Y de un momento a otro en mitad de la madrugada se escuchó el grito de una dama de traje largo rojo y copete, quien emulando a Imperio Argentina logró divisar de primera lo que toda la fiesta espera y en ese momento vociferó con voz aguda "¡se van los novios!”Conmoción y nerviosismo invadieron el salón, Jorge ( mi crío) muy inteligente se metió bajo una mesa para protegerse de las masas enardecidas que se abalanzaban al frente para pillar "el ramo" de la novia y al más puro estilo del viejo Oeste, donde siempre salían a relucir los puñetazos y las patadas, al final gano la más rápida y no la más hermosa claro, una chica llamada María, amiga de toda la vida de Cristina y la cual está a punto de quedarse a vestir santos y con quien el cabrón de Andrés paso toda la noche queriéndome emparejar, pero por más que me la quiso endilgar, yo nada, que aún con todos los whiskys que llevaba dentro, nunca la vi bonita ni por asomo. 

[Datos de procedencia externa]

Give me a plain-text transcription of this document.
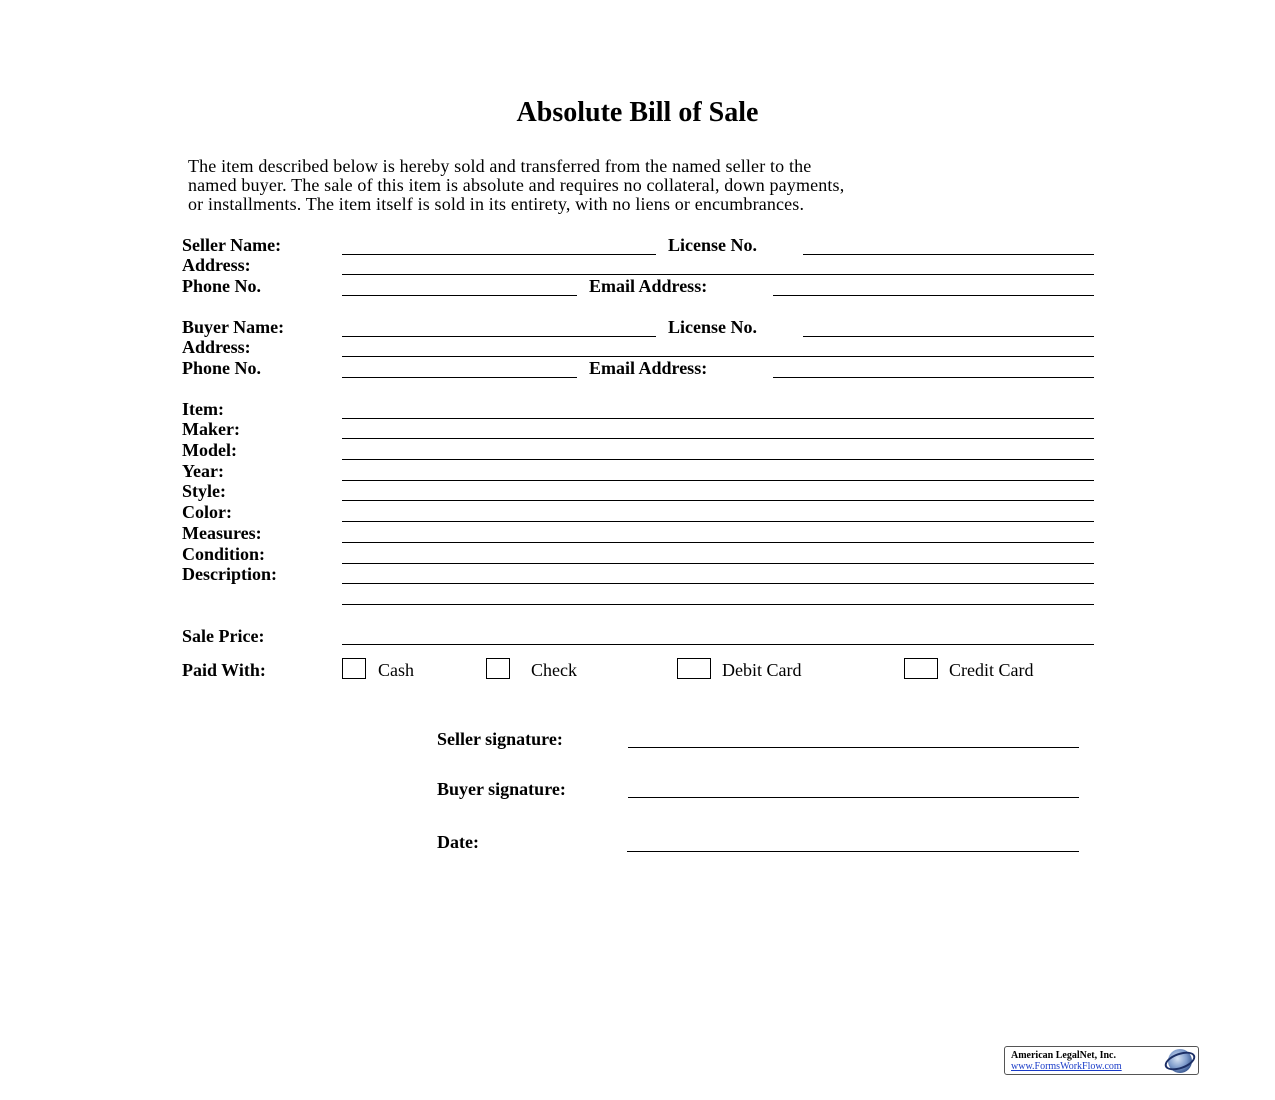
Absolute Bill of Sale
The item described below is hereby sold and transferred from the named seller to the
named buyer. The sale of this item is absolute and requires no collateral, down payments,
or installments. The item itself is sold in its entirety, with no liens or encumbrances.
Seller Name:	License No.
Address:
Phone No.	Email Address:
Buyer Name:	License No.
Address:
Phone No.	Email Address:
Item:
Maker:
Model:
Year:
Style:
Color:
Measures:
Condition:
Description:
Sale Price:
Paid With:	Cash	Check	Debit Card	Credit Card
Seller signature:
Buyer signature:
Date:
American LegalNet, Inc.
www.FormsWorkFlow.com
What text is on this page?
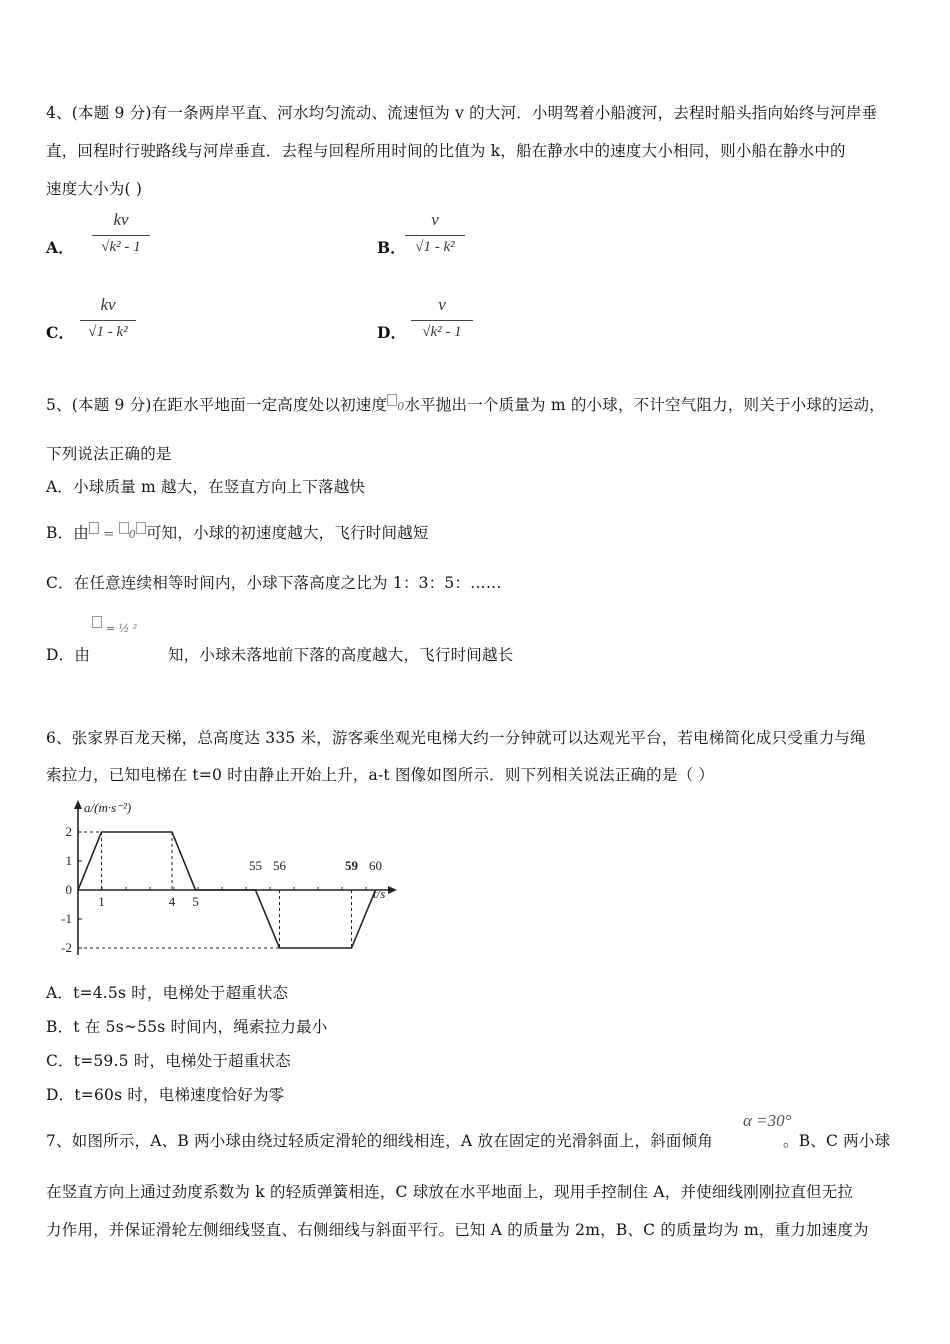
4、(本题 9 分)有一条两岸平直、河水均匀流动、流速恒为 v 的大河．小明驾着小船渡河，去程时船头指向始终与河岸垂
直，回程时行驶路线与河岸垂直．去程与回程所用时间的比值为 k，船在静水中的速度大小相同，则小船在静水中的
速度大小为( )
A．
kv
√k² - 1	B．
v
√1 - k²
C．
kv
√1 - k²	D．
v
√k² - 1
5、(本题 9 分)在距水平地面一定高度处以初速度 0水平抛出一个质量为 m 的小球，不计空气阻力，则关于小球的运动，
下列说法正确的是
A．小球质量 m 越大，在竖直方向上下落越快
B．由 = 0 可知，小球的初速度越大，飞行时间越短
C．在任意连续相等时间内，小球下落高度之比为 1：3：5：……
= ½ ²
D．由	知，小球未落地前下落的高度越大，飞行时间越长
6、张家界百龙天梯，总高度达 335 米，游客乘坐观光电梯大约一分钟就可以达观光平台，若电梯简化成只受重力与绳
索拉力，已知电梯在 t=0 时由静止开始上升，a-t 图像如图所示．则下列相关说法正确的是（ ）
a/(m·s⁻²)
t/s
2
1
0
-1
-2
1	4 5
55 56	59 60
A．t=4.5s 时，电梯处于超重状态
B．t 在 5s~55s 时间内，绳索拉力最小
C．t=59.5 时，电梯处于超重状态
D．t=60s 时，电梯速度恰好为零
7、如图所示，A、B 两小球由绕过轻质定滑轮的细线相连，A 放在固定的光滑斜面上，斜面倾角	。B、C 两小球
α =30°
在竖直方向上通过劲度系数为 k 的轻质弹簧相连，C 球放在水平地面上，现用手控制住 A，并使细线刚刚拉直但无拉
力作用，并保证滑轮左侧细线竖直、右侧细线与斜面平行。已知 A 的质量为 2m，B、C 的质量均为 m，重力加速度为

Una cosa que no  entiendo de las bodas es por que los novios pasan de mesa en mesa preguntando: - ¿Que tal? ¿Habéis comido bien? A ti te dan ganas de decirles: - Pues no, la comida era una mierda...Y no he dejado de soltar pasta entre la corbata, el obsequio y el traje… ¡Y encima me habéis puesto al lado del bafle! Pero no dices nada, tu callao y en cambio les dices que todo ha estado perfecto. Y así con una mentira los novios comienzan su vida de casados. Claro que no será la única mentira del matrimonio… 



En fin, ¡que vivan los novios, pero yo declaro una vez más mi más eterna renuencia a esas pijadas y mi eterna solteria porque lo que soy yo no paso por eso nunca más, ni que me fostien vamos.